Che cos’è che ogni giorno ci dà la carica per cominciare una nuova giornata? E’ vero che per godersi la vita bisogna per forza essere ottimisti? Come si può conservare il gusto di vivere a dispetto degli eventi, coltivandolo prima di tutto dentro di sé.

Quando mi sono stati attribuiti gli articoli da scrivere per il dossier sul piacere, erano gli ultimi giorni di luglio e l’idea di scrivere qualcosa riguardo al gusto della vita mi sembrava piacevole; indubbiamente il clima pre-vacanza e l’idea dei bagagli da fare generava un buonumore che si estendeva anche al lavoro che avrei dovuto svolgere a settembre.

Rientrata dalle vacanze mi sono messa all’opera e ho lavorato ad altri articoli, lasciando per ultimo il “gusto della vita”. Poi arrivò l’11 settembre e tutto ciò che ne conseguì. Di colpo le nostre sicurezze sono andate in frantumi, di colpo ci è apparso quel mondo che rimuoviamo dalla coscienza tutti i giorni, quello fatto di povertà, ingiustizie, crimini efferati che neanche riusciamo a immaginare. Ognuno di noi ha avuto reazioni diverse, ma è difficile continuare a negare e a rimuovere.Alcuni sono stati qualche giorno come sotto shock. C’è qualcosa di pervasivo nell’aria e dentro di noi. Poi ancora la tragedia di Linate, dove alcune mie colleghe sono state in prima linea per offrire sostegno ai parenti delle vittime, e il peso della vicenda di Omar ed Erika, dai quali forse tutti ci aspettavamo almeno una parvenza di senso di colpa. E ancora l’antrace e il disastro nel San Gottardo.

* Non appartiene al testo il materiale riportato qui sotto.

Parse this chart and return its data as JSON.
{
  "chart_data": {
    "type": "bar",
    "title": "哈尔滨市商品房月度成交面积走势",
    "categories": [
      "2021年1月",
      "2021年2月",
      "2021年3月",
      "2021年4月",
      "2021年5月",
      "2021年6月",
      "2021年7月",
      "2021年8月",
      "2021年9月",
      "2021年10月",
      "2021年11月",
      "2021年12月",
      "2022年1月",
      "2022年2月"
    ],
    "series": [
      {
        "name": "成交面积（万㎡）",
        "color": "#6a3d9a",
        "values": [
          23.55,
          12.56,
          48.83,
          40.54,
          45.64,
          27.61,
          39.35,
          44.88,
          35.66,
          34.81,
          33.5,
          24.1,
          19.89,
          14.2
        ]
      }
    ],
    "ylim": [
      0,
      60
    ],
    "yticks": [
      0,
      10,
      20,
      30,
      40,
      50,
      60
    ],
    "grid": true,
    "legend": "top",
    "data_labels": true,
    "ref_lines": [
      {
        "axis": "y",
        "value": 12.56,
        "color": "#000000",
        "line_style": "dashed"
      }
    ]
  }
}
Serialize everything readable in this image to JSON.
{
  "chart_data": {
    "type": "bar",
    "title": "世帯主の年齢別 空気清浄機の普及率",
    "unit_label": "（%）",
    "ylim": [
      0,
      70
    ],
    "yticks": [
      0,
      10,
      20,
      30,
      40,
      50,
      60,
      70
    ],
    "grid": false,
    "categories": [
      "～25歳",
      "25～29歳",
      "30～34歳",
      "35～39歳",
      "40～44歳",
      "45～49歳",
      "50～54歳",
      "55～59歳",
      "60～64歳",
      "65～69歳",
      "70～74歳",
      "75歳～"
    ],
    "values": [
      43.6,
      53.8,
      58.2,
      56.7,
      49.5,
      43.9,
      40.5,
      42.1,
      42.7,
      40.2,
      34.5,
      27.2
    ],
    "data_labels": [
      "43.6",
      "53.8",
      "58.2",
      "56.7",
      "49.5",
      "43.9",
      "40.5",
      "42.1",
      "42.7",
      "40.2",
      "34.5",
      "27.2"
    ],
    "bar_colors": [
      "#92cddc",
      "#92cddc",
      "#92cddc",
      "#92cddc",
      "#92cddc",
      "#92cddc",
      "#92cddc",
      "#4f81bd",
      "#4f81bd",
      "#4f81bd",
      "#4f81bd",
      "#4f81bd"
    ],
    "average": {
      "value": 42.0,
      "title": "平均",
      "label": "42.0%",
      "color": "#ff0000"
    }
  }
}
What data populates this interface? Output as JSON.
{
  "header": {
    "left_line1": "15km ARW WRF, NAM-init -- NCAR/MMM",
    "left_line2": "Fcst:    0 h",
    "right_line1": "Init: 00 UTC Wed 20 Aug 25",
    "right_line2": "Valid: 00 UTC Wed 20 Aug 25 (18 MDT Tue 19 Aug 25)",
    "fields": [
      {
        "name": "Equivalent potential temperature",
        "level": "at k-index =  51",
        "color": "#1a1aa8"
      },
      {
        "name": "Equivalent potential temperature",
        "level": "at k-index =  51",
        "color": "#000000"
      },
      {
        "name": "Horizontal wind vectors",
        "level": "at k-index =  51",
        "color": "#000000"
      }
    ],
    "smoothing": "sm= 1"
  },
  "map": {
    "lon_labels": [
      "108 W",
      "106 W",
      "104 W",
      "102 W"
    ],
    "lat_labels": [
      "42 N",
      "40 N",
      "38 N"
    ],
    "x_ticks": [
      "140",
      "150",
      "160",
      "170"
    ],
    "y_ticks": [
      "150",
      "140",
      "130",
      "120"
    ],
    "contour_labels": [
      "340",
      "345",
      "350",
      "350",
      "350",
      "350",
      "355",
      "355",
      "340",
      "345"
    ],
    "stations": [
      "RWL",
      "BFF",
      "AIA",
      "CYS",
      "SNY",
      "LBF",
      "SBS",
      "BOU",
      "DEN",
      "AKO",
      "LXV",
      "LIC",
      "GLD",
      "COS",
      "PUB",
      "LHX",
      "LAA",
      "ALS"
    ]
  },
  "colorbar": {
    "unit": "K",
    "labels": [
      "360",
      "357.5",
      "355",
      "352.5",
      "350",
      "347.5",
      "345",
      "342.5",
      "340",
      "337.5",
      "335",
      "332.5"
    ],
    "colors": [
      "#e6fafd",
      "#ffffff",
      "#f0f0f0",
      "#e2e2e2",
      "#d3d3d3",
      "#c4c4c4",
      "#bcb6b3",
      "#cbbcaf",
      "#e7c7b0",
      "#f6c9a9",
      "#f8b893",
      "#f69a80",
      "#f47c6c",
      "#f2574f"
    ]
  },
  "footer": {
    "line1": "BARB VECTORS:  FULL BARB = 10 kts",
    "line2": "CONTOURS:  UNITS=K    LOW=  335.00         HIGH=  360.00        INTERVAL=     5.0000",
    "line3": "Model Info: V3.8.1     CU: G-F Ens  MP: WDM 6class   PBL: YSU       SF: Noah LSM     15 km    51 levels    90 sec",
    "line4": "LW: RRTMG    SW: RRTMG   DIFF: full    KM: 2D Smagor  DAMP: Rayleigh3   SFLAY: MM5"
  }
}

Mi è risultato sempre più impossibile scrivere ciò che mi era stato assegnato; ogni volta che provavo sentivo una forte inibizione, un blocco, il titolo mi appariva fuori luogo, quasi stonato. Come potevo parlare del gusto della vita, così amaro in questo momento? Eppure nel quotidiano a parte qualche riflessione con amici e colleghi, nella nostra città, tutto intorno a me proseguiva, o almeno sembrava, proseguire inalterato, la vita continuava in apparenza come prima.Osservavo i bambini giocare ai giardinetti accompagnati dalle loro mamme mentre in America la gente in coda aspettava l’esito dei tests sull’antrace e mi domandavo come si sentiva la gente dentro, al di là del normale procedere quotidiano.

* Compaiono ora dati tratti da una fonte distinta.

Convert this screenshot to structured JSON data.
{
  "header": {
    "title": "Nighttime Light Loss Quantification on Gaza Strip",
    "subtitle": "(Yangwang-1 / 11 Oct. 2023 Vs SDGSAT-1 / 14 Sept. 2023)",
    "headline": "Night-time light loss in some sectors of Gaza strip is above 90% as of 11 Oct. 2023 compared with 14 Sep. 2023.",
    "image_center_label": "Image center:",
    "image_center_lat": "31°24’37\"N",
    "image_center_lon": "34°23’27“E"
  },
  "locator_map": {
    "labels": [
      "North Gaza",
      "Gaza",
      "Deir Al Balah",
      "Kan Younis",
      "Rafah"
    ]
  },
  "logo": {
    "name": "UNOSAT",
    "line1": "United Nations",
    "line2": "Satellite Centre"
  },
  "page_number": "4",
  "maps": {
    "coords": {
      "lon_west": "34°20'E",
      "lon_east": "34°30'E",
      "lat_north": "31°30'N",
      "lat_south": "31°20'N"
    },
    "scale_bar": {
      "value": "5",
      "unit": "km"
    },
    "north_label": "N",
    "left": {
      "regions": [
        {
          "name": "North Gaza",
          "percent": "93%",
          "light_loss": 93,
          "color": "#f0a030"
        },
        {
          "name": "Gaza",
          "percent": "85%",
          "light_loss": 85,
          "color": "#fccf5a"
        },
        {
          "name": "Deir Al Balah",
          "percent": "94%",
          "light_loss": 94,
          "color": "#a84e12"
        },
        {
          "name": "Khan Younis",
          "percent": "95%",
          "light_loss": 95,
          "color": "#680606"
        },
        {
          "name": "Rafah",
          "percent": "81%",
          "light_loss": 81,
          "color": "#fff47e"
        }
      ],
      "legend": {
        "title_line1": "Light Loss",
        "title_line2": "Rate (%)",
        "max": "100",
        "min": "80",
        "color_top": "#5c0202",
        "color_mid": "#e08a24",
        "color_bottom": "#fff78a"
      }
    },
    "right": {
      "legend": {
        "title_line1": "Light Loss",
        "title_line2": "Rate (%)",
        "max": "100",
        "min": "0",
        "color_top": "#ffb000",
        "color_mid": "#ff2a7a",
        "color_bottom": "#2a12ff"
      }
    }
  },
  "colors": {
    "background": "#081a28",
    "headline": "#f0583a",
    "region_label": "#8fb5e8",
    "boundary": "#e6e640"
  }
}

Non credo sia una questione di superficialità, né di convenienza, né di assenza di comprensione. Piuttosto una questione di sopravvivenza; credo che ognuno di noi si porti dentro un po’ di dolore per quell’episodio, per quegli eventi, ma che il modo di reagire al dolore, il modo in cui si continua a vivere sia proprio il significante della nostra idea del gusto della vita. Una  canzoncina di un vecchio cartone animato  recitava: per alcuni la vita è una gioia, per altri una noia.

Forse siamo cresciuti con questa idea nella testa, ma confesso che non mi sono mai piaciute le radicalizzazioni tra “ottimisti e pessimisti”. Alcune teorie biologiche sostengono che l’essere pessimisti o ottimisti è una questione genetica. Ma è pur vero che la nostra costituzione genetica dà informazioni “potenziali” e che noi siamo un insieme di natura e cultura.Inoltre nella vita accade che vi siano momenti di oscillazione da uno stato all’altro dettati anche dalle circostanze: in condizioni di normalità generalmente rimuoviamo l’idea angosciosa della morte , ma dopo eventi catastrofici come quelli dell’11 settembre e quelli a seguire, ognuno di noi fa più fatica ad allontanare dalla coscienza il senso di sgomento, non per questo però ci paralizziamo. Che cosa fa sì che andiamo avanti?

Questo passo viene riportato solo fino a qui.